Exosomal degradation of the 5′-cleavage fragment as an accelerator of RISC dissociation

We previously used the term ‘RISC-trigger model’ for miRNA-triggered secondary siRNA production via RISC itself bound to cleaved target RNA as the key initiating element (42). In contrast, we refer to models that propose initiation of secondary siRNA production through target RNA cleavage fragments by virtue of their aberrant properties as the ‘aberrant RNA model’. The RISC-trigger model proposes as its central feature that the dwell time of RISC on target RNA is decisive for recruitment of the machinery required for secondary siRNA formation, such that long dwell times favor RdRP recruitment, while rapid RISC dissociation leads to target regulation in the absence of secondary siRNA formation. Evidence consistent with the RISC-trigger, but incompatible with the aberrant RNA model, includes examples of miRNA targets with stable 5′-cleavage fragments in ski2 mutants that either fail to produce secondary siRNAs or produce secondary siRNAs mapping to the 3′-cleavage fragment. More direct support for the RISC-trigger model comes from the observation that miR173 triggers secondary siRNAs from TAS1 and TAS2 precursors in the complete absence of slicer activity of AGO1 such that no cleavage fragments are generated (11). Likewise, AGO7-miR390 is capable of triggering TAS3 secondary siRNAs from uncleavable miR390 sites in TAS3 precursor RNAs (78). In addition, recent recapitulation of AGO1-miR173- and AGO7-miR390-triggered tasiRNA generation in cell-free systems showed that RDR6 and AGO physically associate in RISC:target associations leading to tasiRNA production, thus verifying a central element of the RISC trigger model (79,80). In the following, we offer an interpretation of the results described here within the framework of the RISC-trigger model. We stress that despite the support outlined above, this model cannot at present be viewed as fully supported by evidence, and we take care to emphasize predictions that arise specifically from interpretations of the present results on the basis of the RISC-trigger model.

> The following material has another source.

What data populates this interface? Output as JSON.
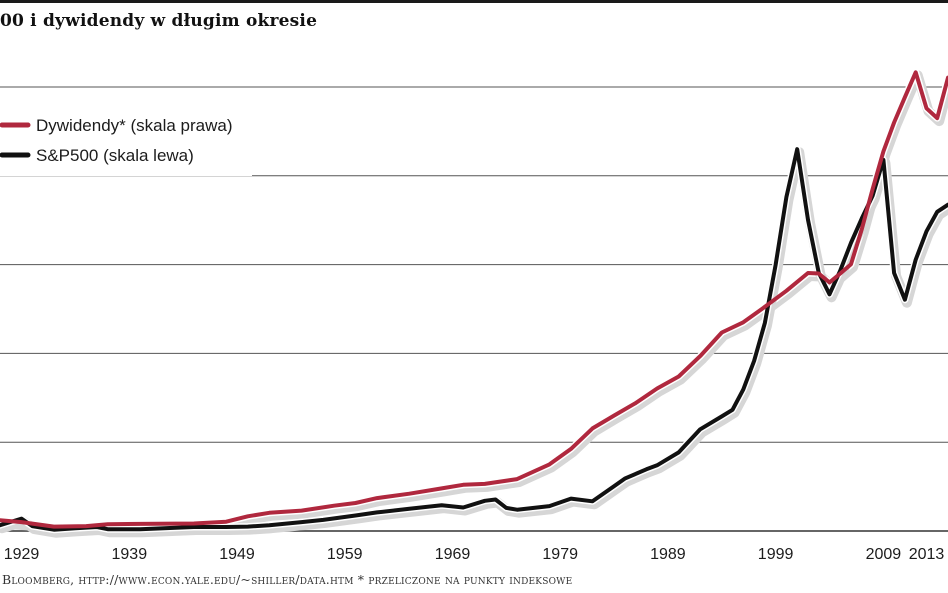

The fact that inactivation of the SKI3 and RRP45B genes leads to illicit miRNA-triggered siRNA production very similar to what is observed in ski2 mutants strongly suggests that there is no previously unrecognized biochemical activity of SKI2 specifically linked to limitation of secondary siRNA production: this effect of SKI2 must also be explained by facilitating exosome function, almost certainly the degradation of 5′-cleavage fragments. But how does failure to degrade 5′-cleavage fragments lead to ectopic siRNA generation 3′ to the cleavage site, as in the example of AGO1 mRNA? We suggest that SKI2/3/8-exosome-mediated degradation of 5′-cleavage fragments happens before, not after, RISC has fully dissociated from its cleaved target RNA: dynamic ‘breathing’ of base pairs between the 5′-cleavage fragment and the RISC-bound miRNA may allow interaction with SKI2/3/8 while RISC and cleavage fragments are still held together. In this way, exosomal decay of 5′-cleavage fragments would accelerate dissociation of RISC from cleaved target RNAs, and hence maintain dwell times short enough to avoid recruitment of the machinery required for secondary siRNA production. Clearly, such a mechanism predicts physical proximity between SKI2-3-8/exosome and RISC, a property that has not yet been observed in plants, but for which there is precedent in other systems. For example, the Neurospora crassa Argonaute protein QDE-2 participates in biogenesis of miRNA-like small RNAs by association with longer precursors such that exosome-mediated trimming of QDE-2-bound small RNA precursors results in mature RISC containing a QDE-2-bound small RNA (81).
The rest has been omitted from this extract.